Entrelinhas

Entrelinha

Da Redação
| Tempo de leitura: 3 min

• Sinserm na mesa

O Sindicato dos Servidores Municipais (Sinserm) afirmou ontem à coluna que não há nenhum fator que o impeça de ir para a mesa de negociações com a prefeitura de Bauru. Segundo a diretora Sônia Carvalho, quem não tem atendido aos pedidos de reunião é o prefeito Tuga Angerami (PDT).

• Greve e diálogo

“Até o dia 15, não fomos chamadas para conversar. De lá para cá, tentamos várias vezes marcar, mas não fomos atendidas”, disse Sônia Carvalho, lembrando que a greve deverá acontecer em qualquer dia desta semana, mas que mesmo assim o sindicato continua disposto ao diálogo.

• Ordem invertida

“Em negociação salarial, antes de tudo esgotam-se todas as possibilidades de entendimento e depois, caso haja impasse, se aciona o Poder Judiciário. O sindicato fez o contrário. Foi ao Judiciário pedir a incorporação do abono de R$ 100,00 e, com isso, provocou o fim do diálogo.

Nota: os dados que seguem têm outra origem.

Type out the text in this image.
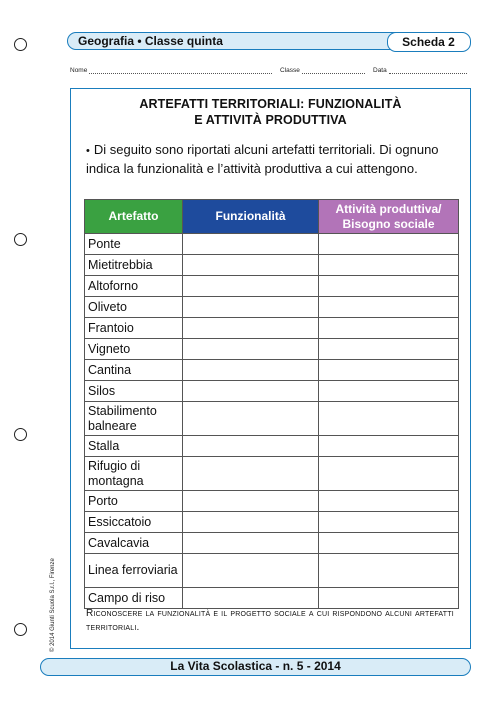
Geografia • Classe quinta	Scheda 2
Nome	Classe	Data
ARTEFATTI TERRITORIALI: FUNZIONALITÀ
E ATTIVITÀ PRODUTTIVA
• Di seguito sono riportati alcuni artefatti territoriali. Di ognuno indica la funzionalità e l’attività produttiva a cui attengono.
Artefatto	Funzionalità	Attività produttiva/ Bisogno sociale
Ponte		
Mietitrebbia		
Altoforno		
Oliveto		
Frantoio		
Vigneto		
Cantina		
Silos		
Stabilimento balneare		
Stalla		
Rifugio di montagna		
Porto		
Essiccatoio		
Cavalcavia		
Linea ferroviaria		
Campo di riso		
Riconoscere la funzionalità e il progetto sociale a cui rispondono alcuni artefatti territoriali.
La Vita Scolastica - n. 5 - 2014
© 2014 Giunti Scuola S.r.l., Firenze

Nós estamos abertos à negociação da forma correta, porque não queremos prejudicar nossos servidores”, rebate Paulo Canalli, chefe de Gabinete da prefeitura.

• CEI para coleta

Por falar no Sinserm, a entidade sondou com a presidência da Câmara Municipal de Bauru a possibilidade da instalação de uma CEI para averiguar todo o processo de degradação da coleta do lixo na cidade, que culminou com a decisão da prefeitura de terceirizar o serviço. Mas o assunto não teve acolhida, em razão de não haver algo concreto denunciado.

• Um bom debate

A polêmica sobre quem deve administrar o novo aeroporto de Bauru-Arealva está longe de terminar. Por enquanto, tem havido um debate de bom nível, que contempla visões e interesses diversos em relação ao comando do local – se deve ser o Daesp (como é atualmente) ou se a Infraero (que demonstra interesse) deveria assumir.

• Brigadeiro no ar

Na próxima quarta-feira (dia 5), haverá mais um episódio desta discussão, com a vinda a Bauru do presidente da Infraero, brigadeiro José Carlos Pereira. Ele estará na sede da Acib, a partir das 9h30, a convite do Grupo Pro Bauru, presidido pelo empresário Cássio Carvalho.

• Chance de discutir

Haverá críticas dos que defendem a manutenção do Daesp no comando das operações, mas antes de lançarem os torpedos, seria de bom grado que todos fossem ao encontro do brigadeiro, até mesmo para questioná-lo, de fato, sobre o porquê deste interesse no aeroporto.

• Sugestão do leitor

O leitor José Edson Ferrari, de Bauru, enviou e-mail sugerindo ao JC liderar uma campanha para que o novo aeroporto tenha como denominação “Marcos Pontes”, o astronauta bauruense. Seria muito justa a homenagem, Ferrari, mas há entraves, se não obstáculos: o aeroporto já tem nome oficializado (João Ribeiro de Barros) e a legislação proíbe dar nome de pessoas vivas com menos de 65 anos a qualquer obra pública.

• Maturação histórica

Porém, certamente Marcos Pontes vai emprestar seu nome a muita coisa não só em Bauru como no Brasil. Há feitos sobre os quais só temos a exata noção da dimensão após algum tempo. É o caso de Pontes, que será homenageado pelo JC e inúmeras entidades civis juntamente com sua família.